Yıldırım Türker’in “Sezen’in Yüzü” yazısında (25/03/2002, Radikal) söylediği gibi en çok “hazır ifadeler(imiz)den soyunamıyoruz”.

Kendini “yaşlı ama yüreği hâlâ genç bir şanslı adam” olarak gören İsveçli fotoğrafçı Anders Petersen Kasım 2001’de İFSAK Fotoğraf Günleri kapsamında gerçekleştirdiği bir haftalık atölye çalışması boyunca katılan tüm fotoğrafçıların ruhlarına dokunmayı başardı. Anders Petersen’in farkı, kalbini her birimize açmışlığında, gözlerimizin içine tüm samimiyetiyle bakıyor olmasında, yakınlığında, çırılçıplak yüzünde, fotoğrafa dair sözlerinde, kısaca bütün “hazır ifadelerinden soyunmuşluğundaydı”.

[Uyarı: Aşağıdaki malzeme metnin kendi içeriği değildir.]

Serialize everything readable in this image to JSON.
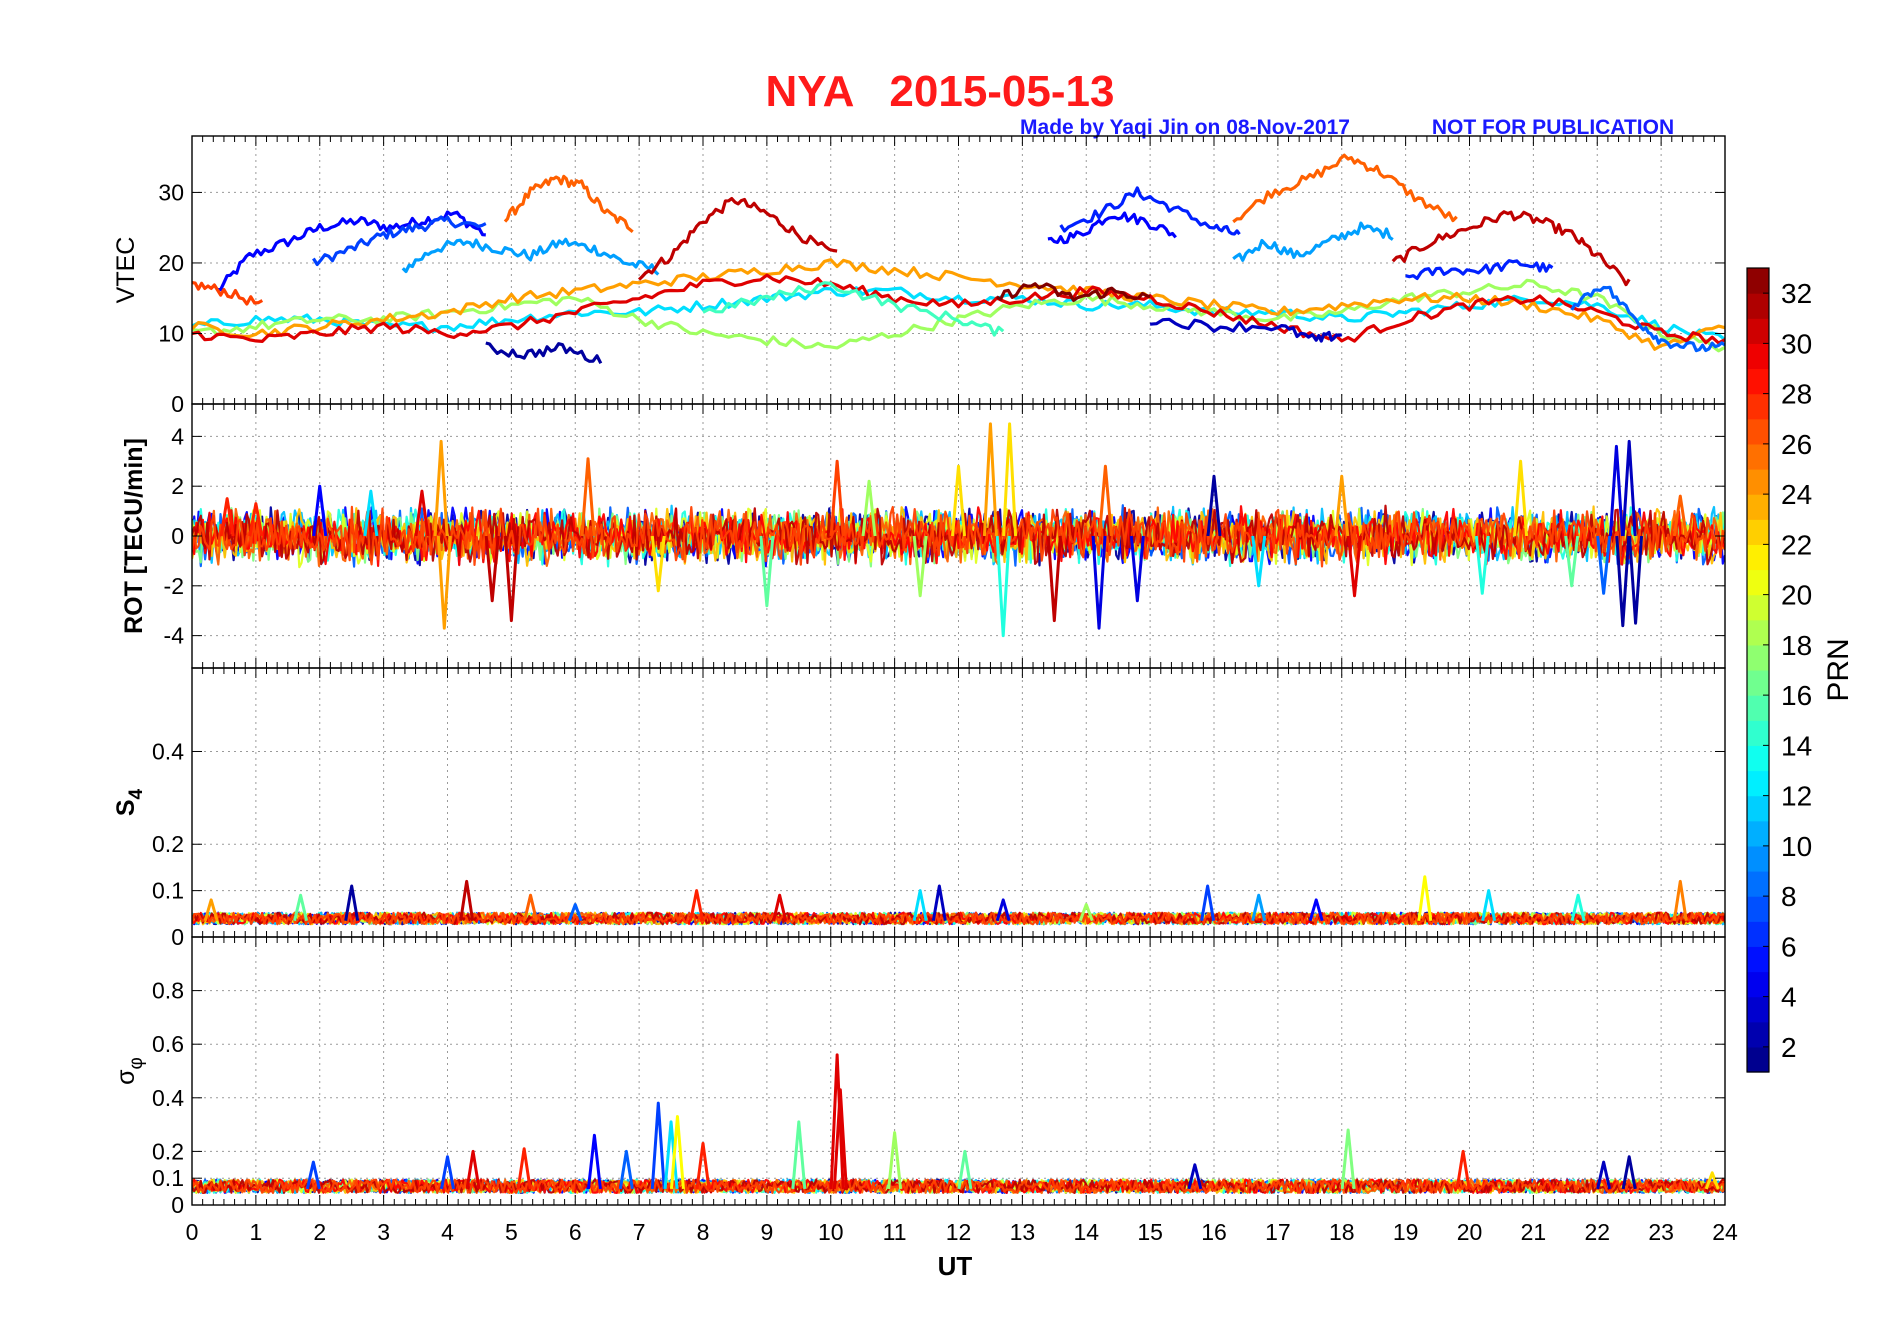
{
  "chart_data": {
    "type": "line",
    "title": "NYA   2015-05-13",
    "credit": "Made by Yaqi Jin on 08-Nov-2017",
    "notice": "NOT FOR PUBLICATION",
    "xlabel": "UT",
    "xlim": [
      0,
      24
    ],
    "xticks": [
      "0",
      "1",
      "2",
      "3",
      "4",
      "5",
      "6",
      "7",
      "8",
      "9",
      "10",
      "11",
      "12",
      "13",
      "14",
      "15",
      "16",
      "17",
      "18",
      "19",
      "20",
      "21",
      "22",
      "23",
      "24"
    ],
    "colorbar": {
      "label": "PRN",
      "range": [
        1,
        33
      ],
      "ticks": [
        "2",
        "4",
        "6",
        "8",
        "10",
        "12",
        "14",
        "16",
        "18",
        "20",
        "22",
        "24",
        "26",
        "28",
        "30",
        "32"
      ]
    },
    "panels": [
      {
        "id": "vtec",
        "ylabel": "VTEC",
        "ylim": [
          0,
          38
        ],
        "yticks": [
          {
            "v": 0,
            "t": "0"
          },
          {
            "v": 10,
            "t": "10"
          },
          {
            "v": 20,
            "t": "20"
          },
          {
            "v": 30,
            "t": "30"
          }
        ],
        "kind": "line",
        "series": [
          {
            "prn": 5,
            "x": [
              0.4,
              0.9,
              1.5,
              2.0,
              2.6,
              3.1,
              3.6,
              4.1,
              4.6
            ],
            "y": [
              16,
              21,
              23,
              25,
              26,
              25,
              26,
              27,
              24
            ]
          },
          {
            "prn": 7,
            "x": [
              1.9,
              2.5,
              3.0,
              3.5,
              4.0,
              4.6
            ],
            "y": [
              20,
              22,
              24,
              25,
              26,
              25
            ]
          },
          {
            "prn": 10,
            "x": [
              3.3,
              3.8,
              4.3,
              4.8,
              5.3,
              5.8,
              6.3,
              6.8,
              7.3
            ],
            "y": [
              19,
              22,
              23,
              22,
              21,
              23,
              22,
              20,
              19
            ]
          },
          {
            "prn": 26,
            "x": [
              4.9,
              5.3,
              5.7,
              6.1,
              6.5,
              6.9
            ],
            "y": [
              26,
              30,
              32,
              31,
              27,
              25
            ]
          },
          {
            "prn": 31,
            "x": [
              7.0,
              7.5,
              8.0,
              8.5,
              9.0,
              9.5,
              10.1
            ],
            "y": [
              18,
              21,
              26,
              29,
              27,
              24,
              21
            ]
          },
          {
            "prn": 27,
            "x": [
              0.0,
              0.5,
              1.1
            ],
            "y": [
              17,
              16,
              14
            ]
          },
          {
            "prn": 5,
            "x": [
              13.4,
              13.9,
              14.4,
              14.9,
              15.4
            ],
            "y": [
              23,
              24,
              27,
              26,
              24
            ]
          },
          {
            "prn": 6,
            "x": [
              13.6,
              14.2,
              14.8,
              15.3,
              16.0,
              16.4
            ],
            "y": [
              25,
              27,
              30,
              28,
              25,
              24
            ]
          },
          {
            "prn": 10,
            "x": [
              16.3,
              16.8,
              17.3,
              17.8,
              18.3,
              18.8
            ],
            "y": [
              20,
              23,
              21,
              23,
              25,
              24
            ]
          },
          {
            "prn": 26,
            "x": [
              16.3,
              16.9,
              17.5,
              18.1,
              18.6,
              19.2,
              19.8
            ],
            "y": [
              26,
              30,
              32,
              35,
              33,
              29,
              26
            ]
          },
          {
            "prn": 31,
            "x": [
              18.8,
              19.4,
              20.0,
              20.6,
              21.1,
              21.6,
              22.0,
              22.5
            ],
            "y": [
              20,
              23,
              25,
              27,
              26,
              24,
              21,
              17
            ]
          },
          {
            "prn": 6,
            "x": [
              19.0,
              19.6,
              20.2,
              20.8,
              21.3
            ],
            "y": [
              18,
              19,
              19,
              20,
              19
            ]
          },
          {
            "prn": 12,
            "x": [
              0,
              1,
              2,
              3,
              4,
              5,
              6,
              7,
              8,
              9,
              10,
              11,
              12,
              13,
              14,
              15,
              16,
              17,
              18,
              19,
              20,
              21,
              22,
              23,
              24
            ],
            "y": [
              11,
              12,
              12,
              11,
              11,
              12,
              13,
              13,
              14,
              15,
              16,
              16,
              15,
              15,
              14,
              14,
              13,
              13,
              12,
              13,
              14,
              15,
              14,
              11,
              9
            ]
          },
          {
            "prn": 18,
            "x": [
              0,
              1,
              2,
              3,
              4,
              5,
              6,
              7,
              8,
              9,
              10,
              11,
              12,
              13,
              14,
              15,
              16,
              17,
              18,
              19,
              20,
              21,
              22,
              23,
              24
            ],
            "y": [
              10,
              11,
              12,
              12,
              13,
              14,
              15,
              12,
              10,
              9,
              8,
              10,
              12,
              14,
              15,
              14,
              13,
              12,
              13,
              15,
              16,
              17,
              15,
              10,
              8
            ]
          },
          {
            "prn": 24,
            "x": [
              0,
              1,
              2,
              3,
              4,
              5,
              6,
              7,
              8,
              9,
              10,
              11,
              12,
              13,
              14,
              15,
              16,
              17,
              18,
              19,
              20,
              21,
              22,
              23,
              24
            ],
            "y": [
              11,
              10,
              11,
              12,
              13,
              15,
              16,
              17,
              18,
              19,
              20,
              19,
              18,
              17,
              16,
              15,
              14,
              13,
              14,
              15,
              15,
              14,
              12,
              8,
              11
            ]
          },
          {
            "prn": 30,
            "x": [
              0,
              1,
              2,
              3,
              4,
              5,
              6,
              7,
              8,
              9,
              10,
              11,
              12,
              13,
              14,
              15,
              16,
              17,
              18,
              19,
              20,
              21,
              22,
              23,
              24
            ],
            "y": [
              10,
              9,
              10,
              11,
              10,
              11,
              13,
              15,
              17,
              18,
              17,
              15,
              14,
              15,
              16,
              15,
              13,
              11,
              9,
              12,
              14,
              15,
              13,
              10,
              9
            ]
          },
          {
            "prn": 2,
            "x": [
              4.6,
              5.2,
              5.8,
              6.4
            ],
            "y": [
              8,
              7,
              8,
              6
            ]
          },
          {
            "prn": 3,
            "x": [
              15.0,
              16.0,
              17.0,
              17.6,
              18.0
            ],
            "y": [
              12,
              11,
              11,
              9,
              10
            ]
          },
          {
            "prn": 15,
            "x": [
              8.0,
              9.0,
              10.0,
              11.0,
              12.0,
              12.7
            ],
            "y": [
              13,
              15,
              17,
              14,
              12,
              10
            ]
          },
          {
            "prn": 8,
            "x": [
              21.6,
              22.1,
              22.6,
              23.0,
              23.5,
              24.0
            ],
            "y": [
              14,
              17,
              12,
              9,
              8,
              8
            ]
          },
          {
            "prn": 33,
            "x": [
              12.6,
              13.2,
              13.8,
              14.4,
              15.0
            ],
            "y": [
              15,
              17,
              15,
              16,
              15
            ]
          }
        ]
      },
      {
        "id": "rot",
        "ylabel": "ROT [TECU/min]",
        "ylim": [
          -5.3,
          5.3
        ],
        "yticks": [
          {
            "v": -4,
            "t": "-4"
          },
          {
            "v": -2,
            "t": "-2"
          },
          {
            "v": 0,
            "t": "0"
          },
          {
            "v": 2,
            "t": "2"
          },
          {
            "v": 4,
            "t": "4"
          }
        ],
        "kind": "noise",
        "base": 0,
        "amp": 0.9,
        "spikes": [
          {
            "x": 0.55,
            "v": 1.5,
            "prn": 28
          },
          {
            "x": 1.0,
            "v": 1.3,
            "prn": 28
          },
          {
            "x": 2.0,
            "v": 2.0,
            "prn": 5
          },
          {
            "x": 2.8,
            "v": 1.8,
            "prn": 12
          },
          {
            "x": 3.6,
            "v": 1.8,
            "prn": 30
          },
          {
            "x": 3.9,
            "v": 3.8,
            "prn": 24
          },
          {
            "x": 3.95,
            "v": -3.7,
            "prn": 24
          },
          {
            "x": 4.7,
            "v": -2.6,
            "prn": 31
          },
          {
            "x": 5.0,
            "v": -3.4,
            "prn": 31
          },
          {
            "x": 6.2,
            "v": 3.1,
            "prn": 26
          },
          {
            "x": 7.3,
            "v": -2.2,
            "prn": 22
          },
          {
            "x": 9.0,
            "v": -2.8,
            "prn": 16
          },
          {
            "x": 10.1,
            "v": 3.0,
            "prn": 27
          },
          {
            "x": 10.6,
            "v": 2.2,
            "prn": 18
          },
          {
            "x": 11.4,
            "v": -2.4,
            "prn": 18
          },
          {
            "x": 12.0,
            "v": 2.8,
            "prn": 22
          },
          {
            "x": 12.5,
            "v": 4.5,
            "prn": 24
          },
          {
            "x": 12.7,
            "v": -4.0,
            "prn": 14
          },
          {
            "x": 12.8,
            "v": 4.5,
            "prn": 22
          },
          {
            "x": 13.5,
            "v": -3.4,
            "prn": 31
          },
          {
            "x": 14.2,
            "v": -3.7,
            "prn": 4
          },
          {
            "x": 14.3,
            "v": 2.8,
            "prn": 26
          },
          {
            "x": 14.8,
            "v": -2.6,
            "prn": 4
          },
          {
            "x": 16.0,
            "v": 2.4,
            "prn": 2
          },
          {
            "x": 16.7,
            "v": -2.0,
            "prn": 12
          },
          {
            "x": 18.0,
            "v": 2.4,
            "prn": 24
          },
          {
            "x": 18.2,
            "v": -2.4,
            "prn": 30
          },
          {
            "x": 20.2,
            "v": -2.3,
            "prn": 14
          },
          {
            "x": 20.8,
            "v": 3.0,
            "prn": 22
          },
          {
            "x": 21.6,
            "v": -2.0,
            "prn": 16
          },
          {
            "x": 22.1,
            "v": -2.3,
            "prn": 8
          },
          {
            "x": 22.3,
            "v": 3.6,
            "prn": 4
          },
          {
            "x": 22.4,
            "v": -3.6,
            "prn": 2
          },
          {
            "x": 22.5,
            "v": 3.8,
            "prn": 3
          },
          {
            "x": 22.6,
            "v": -3.5,
            "prn": 2
          },
          {
            "x": 23.3,
            "v": 1.6,
            "prn": 26
          }
        ]
      },
      {
        "id": "s4",
        "ylabel": "S",
        "ylabel_sub": "4",
        "ylim": [
          0,
          0.58
        ],
        "yticks": [
          {
            "v": 0,
            "t": "0"
          },
          {
            "v": 0.1,
            "t": "0.1"
          },
          {
            "v": 0.2,
            "t": "0.2"
          },
          {
            "v": 0.4,
            "t": "0.4"
          }
        ],
        "kind": "noise",
        "base": 0.035,
        "amp": 0.025,
        "spikes": [
          {
            "x": 0.3,
            "v": 0.08,
            "prn": 24
          },
          {
            "x": 1.7,
            "v": 0.09,
            "prn": 16
          },
          {
            "x": 2.5,
            "v": 0.11,
            "prn": 2
          },
          {
            "x": 4.3,
            "v": 0.12,
            "prn": 31
          },
          {
            "x": 5.3,
            "v": 0.09,
            "prn": 26
          },
          {
            "x": 6.0,
            "v": 0.07,
            "prn": 8
          },
          {
            "x": 7.9,
            "v": 0.1,
            "prn": 28
          },
          {
            "x": 9.2,
            "v": 0.09,
            "prn": 30
          },
          {
            "x": 11.4,
            "v": 0.1,
            "prn": 12
          },
          {
            "x": 11.7,
            "v": 0.11,
            "prn": 3
          },
          {
            "x": 12.7,
            "v": 0.08,
            "prn": 4
          },
          {
            "x": 14.0,
            "v": 0.07,
            "prn": 18
          },
          {
            "x": 15.9,
            "v": 0.11,
            "prn": 7
          },
          {
            "x": 16.7,
            "v": 0.09,
            "prn": 10
          },
          {
            "x": 17.6,
            "v": 0.08,
            "prn": 5
          },
          {
            "x": 19.3,
            "v": 0.13,
            "prn": 21
          },
          {
            "x": 20.3,
            "v": 0.1,
            "prn": 12
          },
          {
            "x": 21.7,
            "v": 0.09,
            "prn": 14
          },
          {
            "x": 23.3,
            "v": 0.12,
            "prn": 25
          }
        ]
      },
      {
        "id": "sigphi",
        "ylabel": "σ",
        "ylabel_sub": "φ",
        "ylim": [
          0,
          1.0
        ],
        "yticks": [
          {
            "v": 0,
            "t": "0"
          },
          {
            "v": 0.1,
            "t": "0.1"
          },
          {
            "v": 0.2,
            "t": "0.2"
          },
          {
            "v": 0.4,
            "t": "0.4"
          },
          {
            "v": 0.6,
            "t": "0.6"
          },
          {
            "v": 0.8,
            "t": "0.8"
          }
        ],
        "kind": "noise",
        "base": 0.06,
        "amp": 0.05,
        "spikes": [
          {
            "x": 1.9,
            "v": 0.16,
            "prn": 7
          },
          {
            "x": 4.0,
            "v": 0.18,
            "prn": 7
          },
          {
            "x": 4.4,
            "v": 0.2,
            "prn": 30
          },
          {
            "x": 5.2,
            "v": 0.21,
            "prn": 28
          },
          {
            "x": 6.3,
            "v": 0.26,
            "prn": 5
          },
          {
            "x": 6.8,
            "v": 0.2,
            "prn": 8
          },
          {
            "x": 7.3,
            "v": 0.38,
            "prn": 7
          },
          {
            "x": 7.5,
            "v": 0.31,
            "prn": 12
          },
          {
            "x": 7.6,
            "v": 0.33,
            "prn": 21
          },
          {
            "x": 8.0,
            "v": 0.23,
            "prn": 28
          },
          {
            "x": 9.5,
            "v": 0.31,
            "prn": 16
          },
          {
            "x": 10.1,
            "v": 0.56,
            "prn": 30
          },
          {
            "x": 10.15,
            "v": 0.43,
            "prn": 30
          },
          {
            "x": 11.0,
            "v": 0.27,
            "prn": 18
          },
          {
            "x": 12.1,
            "v": 0.2,
            "prn": 16
          },
          {
            "x": 15.7,
            "v": 0.15,
            "prn": 3
          },
          {
            "x": 18.1,
            "v": 0.28,
            "prn": 17
          },
          {
            "x": 19.9,
            "v": 0.2,
            "prn": 28
          },
          {
            "x": 22.1,
            "v": 0.16,
            "prn": 3
          },
          {
            "x": 22.5,
            "v": 0.18,
            "prn": 2
          },
          {
            "x": 23.8,
            "v": 0.12,
            "prn": 22
          }
        ]
      }
    ]
  }
}
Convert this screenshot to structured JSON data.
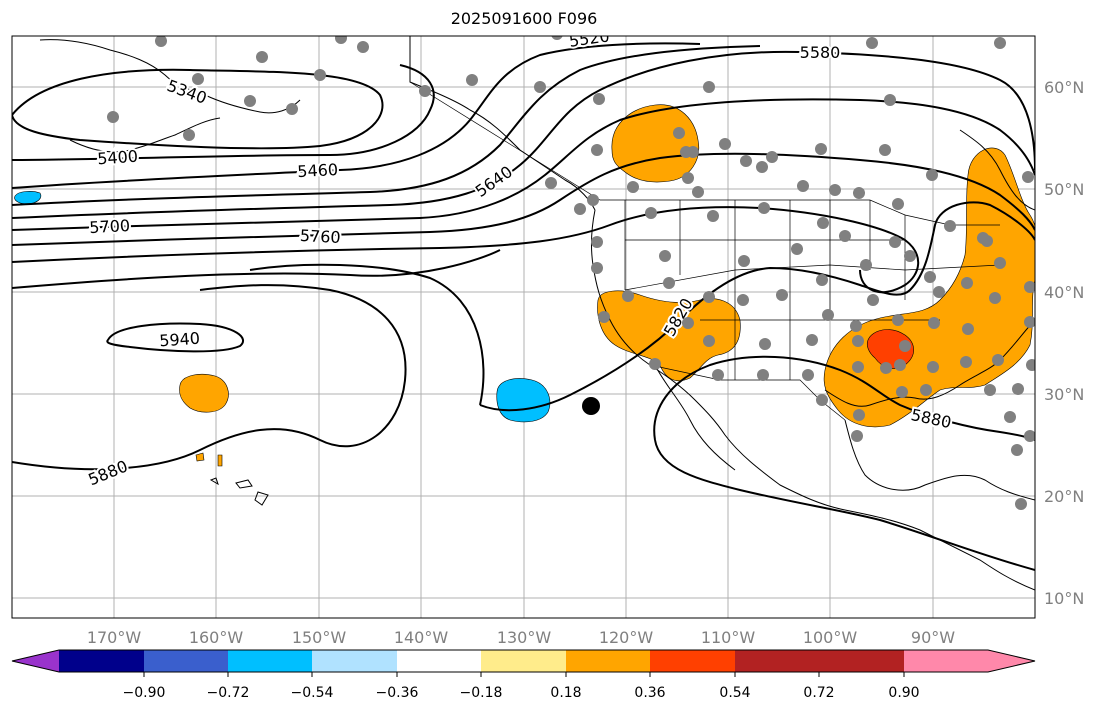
{
  "title": "2025091600 F096",
  "map": {
    "projection": "equirectangular",
    "lon_range": [
      -180,
      -80
    ],
    "lat_range": [
      7,
      65
    ],
    "lon_gridlines": [
      -170,
      -160,
      -150,
      -140,
      -130,
      -120,
      -110,
      -100,
      -90
    ],
    "lat_gridlines": [
      10,
      20,
      30,
      40,
      50,
      60
    ],
    "lon_labels": [
      "170°W",
      "160°W",
      "150°W",
      "140°W",
      "130°W",
      "120°W",
      "110°W",
      "100°W",
      "90°W"
    ],
    "lat_labels": [
      "10°N",
      "20°N",
      "30°N",
      "40°N",
      "50°N",
      "60°N"
    ],
    "contour_labels": [
      "5340",
      "5400",
      "5460",
      "5520",
      "5580",
      "5640",
      "5700",
      "5760",
      "5820",
      "5880",
      "5880",
      "5940"
    ],
    "station_marker_color": "#808080",
    "special_marker_color": "#000000"
  },
  "colorbar": {
    "colors": [
      "#9933cc",
      "#00008b",
      "#3a5fcd",
      "#00bfff",
      "#b0e2ff",
      "#ffffff",
      "#ffec8b",
      "#ffa500",
      "#ff4000",
      "#b22222",
      "#ff88aa"
    ],
    "ticks": [
      "−0.90",
      "−0.72",
      "−0.54",
      "−0.36",
      "−0.18",
      "0.18",
      "0.36",
      "0.54",
      "0.72",
      "0.90"
    ]
  }
}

Anders Petersen 57 yaşında bir fotoğrafçı. Hiç tanımadığı, bilmediği bir kültürün insanlarıyla duygularını, fotoğrafa ve yaşamaya dair hissettiklerini bir hafta gibi kısa bir zaman aralığında ve “ne kadar az yol almışım meğer” ifadesiyle biriktirdiği kocaman dünyasından alışık olmadığımız bir samimiyet ve ‘kendi’lik hali içinde bizlerle paylaştı. Belki (artık) cesareti vardı, çekinmiyor, korkularını saklamıyor, öğrenmek istiyor ve hep soruyordu. Korkmaktan korkmamayı öğrenmeye bir ömrün yetemeyebileceğini biliyor ama yine de üzerine gidiyordu, öncelikle kendinin ve kendinde olanın. Bizlerle bir hafta boyunca inanılmaz bir enerjiyle paylaştığı şey, hayatın (ve tabii fotoğrafın) kendisiydi. Türkiye’de neredeyse hiç tanığı olmadığım(ız) şeydi bu. Yıllardır “olmayan” şeylerin anlatıldığı ve fotoğrafın bire bir, dört köşe standart tanımlamaların içine sıkıştırılmaya çalışıldığı küçük dünyaları görmeye o kadar alışmış, daha doğrusu alıştırılmıştık ki!  Belki yaşananlar, düşünülenler o kadardı, azdı ve bu sıkışmışlık hali kendini en güzel, en açık ve en çok çekilmiş fotoğraflarla ortaya koyuyordu. Çoğunlukla kolayı seçiyor ve başkalarının gözünden görüneni yakalayıp, film düzlemine (şimdilerde de CCD’ye) aktarmaya çalışıyorduk. Bir yerde en az bir kere alkışlanmış olanı(!!!) “güzel” fotoğraf olarak tanımlayıp, bize yönelen alkışlara kucak açmak ve sanki mümkünmüş gibi bir sergi, bir dia gösterisi ya da bir dergide yayınlanan bir(kaç) fotoğrafla, fotoğrafçı hatta daha fiyakalı (ama hiç sevmediğim, katılmadığım ve yanlış bulduğum) bir tabirle “fotoğraf sanatçısı” olmak istiyorduk. Hem de bu kadar bakmasız, görmesiz, çoğu sevgisiz ve en önemlisi de bize ait olmayan fotoğrafla...

 

Anders Petersen’in “fotoğrafa öznel bir bakış” konulu bu atölye çalışmasına en çok Norveç’te 5 yıl yaşamış biri olarak kuzey diyarlarından, İsveç’ten bir fotoğrafçının göstereceklerini ve söyleyeceklerini merak ettiğim için katıldım.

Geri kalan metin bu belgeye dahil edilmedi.